La Très Sainte Vierge n’est pas seulement modèle d’Espérance, elle est notre Espérance. C’est une grâce de conversion d’être invitée à partager l’intimité simple et habituelle de son cœur où elle nous invite à redevenir des petits enfants. Elle infuse alors ses propres mouvements intimes dans l’âme docile, lui communique quelque chose de cette droiture intérieure, ouvre l’âme repliée sur elle-même, allège celle qui s’est laissée appesantir par les attraits terrestres, libère la prisonnière de son égoïsme en orientant son regard vers Dieu et communique à tout moment son Espérance Invincible en la toute-puissance divine.

Car il est un danger pour l’âme assoiffée de Dieu : celui d’appuyer son Espérance sur ses propres vertus ou sur le seul élan de son enthousiasme. A l’instar du saint homme Job, Dieu peut permettre des épreuves, des échecs, des abandons où l’âme fait une expérience plus profonde de son impuissance, expérimentant avec plus d’intensité les paroles du Divin Maître nous rappelant que nous sommes des serviteurs inutiles.

Comme l’enfant a le réflexe de courir vers sa mère, l’âme crie, soupire, gémit vers sa Mère de miséricorde pour être délivrée des rigueurs de cette vallée de larmes (6). Heureuse celle qui peut trouver en sa mère de la terre une ébauche de cette maternité qui prépare à la vie du Ciel ! Mais heureuse aussi celle qui découvre en Marie la maternité dont elle a peu connu l’image terrestre !

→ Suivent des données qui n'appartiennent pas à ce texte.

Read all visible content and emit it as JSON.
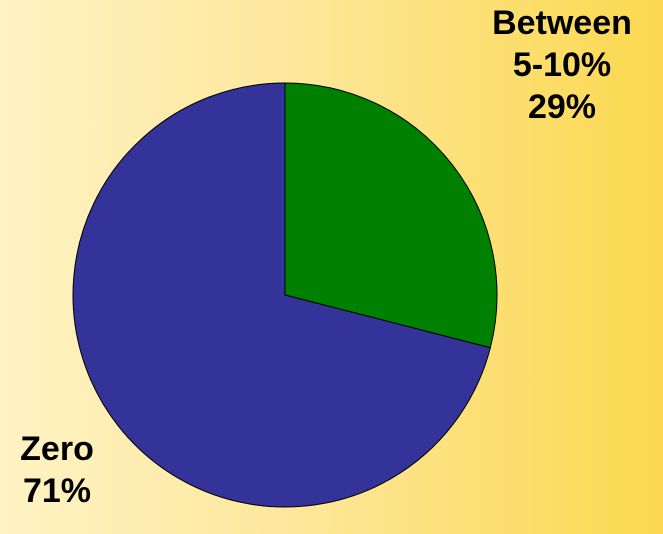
{
  "chart_data": {
    "type": "pie",
    "slices": [
      {
        "label": "Between 5-10%",
        "label_lines": [
          "Between",
          "5-10%"
        ],
        "value": 29,
        "value_label": "29%",
        "color": "#008000"
      },
      {
        "label": "Zero",
        "label_lines": [
          "Zero"
        ],
        "value": 71,
        "value_label": "71%",
        "color": "#333399"
      }
    ],
    "start_angle_deg": 0,
    "direction": "clockwise",
    "legend": "none",
    "title": ""
  },
  "colors": {
    "background_left": "#fff3c4",
    "background_right": "#fbd84f",
    "outline": "#000000"
  }
}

Il existe plusieurs degrés d’intimité d’un enfant avec sa mère mais celui qui est sans doute le plus grand est l’époque où il ne fait qu’un avec elle, in ipsa, en elle. De la même manière, Marie façonne jour après jour son enfant, pour le faire correspondre aux paroles de Notre Seigneur Jésus Christ : « Si vous ne redevenez comme des petits enfants, vous ne rentrerez pas dans le Royaume des Cieux » (Mat., 18, 3)

*
*        *

Sainte Thérèse de l’Enfant-Jésus, purifiée par la maladie et la nuit de la Foi au soir de sa vie, écrivit ses ultimes mots d’une main tremblante : « O Marie, si j’étais la Reine du Ciel et que vous soyez Thérèse, je voudrais être Thérèse afin que vous soyez la Reine du Ciel ». Elle avait, quelques jours plus tôt confié à ses sœurs : « La Sainte Vierge a eu bien moins de chance que nous, puisqu’elle n’a pas eu de Sainte Vierge à aimer, et c’est une telle douceur de plus pour nous et une telle douceur de moins pour elle ».

Voilà notre privilège mais en avons-nous conscience ? Puissions-nous vivre si unie à elle que chaque épreuve de la vie soit une occasion de lui témoigner notre pleine confiance en sa maternelle intercession ainsi que le faisait Sainte Thérèse Couderc : « O Marie, Vous qui avez arrangé les affaires de tous les siècles, arrangez encore celle-ci ! »

Avec ma bénédiction...


—————————
(1) - Capitule des Laudes du 2ème dimanche de l’Avent.
(2) - Collecte du 3ème dimanche de l’Avent
(3) - Exultet, liturgie de la sainte nuit de Pâques
(4) - Catherine d’Amboise, Chant Royal de La plus belle qui jamais fut au monde.